When asked if she had any advice for young voice actors, Hayashibara said:
There were times when I had to read stereotyped lines as best as I could... I've been asked how to read lines like that. It's not about getting into the right emotion; it's hard to think of the right way to say those lines. Read them with all your effort and leave your heart behind.

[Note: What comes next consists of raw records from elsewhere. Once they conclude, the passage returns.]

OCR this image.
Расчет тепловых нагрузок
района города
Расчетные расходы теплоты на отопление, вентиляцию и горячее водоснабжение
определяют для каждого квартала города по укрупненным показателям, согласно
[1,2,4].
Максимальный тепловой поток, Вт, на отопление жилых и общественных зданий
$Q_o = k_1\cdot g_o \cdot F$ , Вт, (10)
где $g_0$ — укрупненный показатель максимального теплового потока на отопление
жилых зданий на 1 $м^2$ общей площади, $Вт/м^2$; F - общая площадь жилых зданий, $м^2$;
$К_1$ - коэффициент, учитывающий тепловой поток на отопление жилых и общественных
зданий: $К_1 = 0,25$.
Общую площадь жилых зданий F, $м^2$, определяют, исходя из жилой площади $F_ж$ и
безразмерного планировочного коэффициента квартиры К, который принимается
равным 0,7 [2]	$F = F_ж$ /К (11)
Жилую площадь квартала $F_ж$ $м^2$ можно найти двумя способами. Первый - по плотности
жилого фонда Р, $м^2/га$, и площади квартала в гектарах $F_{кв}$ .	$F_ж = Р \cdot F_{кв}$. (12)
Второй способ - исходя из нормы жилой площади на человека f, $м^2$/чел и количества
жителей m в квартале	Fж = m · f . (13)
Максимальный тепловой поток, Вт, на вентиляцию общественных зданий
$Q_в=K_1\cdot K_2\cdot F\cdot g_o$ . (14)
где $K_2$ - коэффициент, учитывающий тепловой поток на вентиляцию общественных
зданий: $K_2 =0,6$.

Hayashibara described modern voice acting as a hectic, busy life with on-stage appearances adding to the tumult. "You're made to feel like an indispensable person, but in three years' time that position might change." She lamented managers who felt no responsibility to "raise" their voice actors and hoped that voice actors wouldn't be used up fast for short-term profits. But she also claimed that this state of affairs isn't "good or bad, it's just what we're placed in because of the boom."
Hayashibara also complained about what she felt was a lack of originality in modern anime. She describes too many anime and characters as being "like XX," giving Evangelion and Rei as oft-imitated examples. "I want to get involved in making something that's not like something else."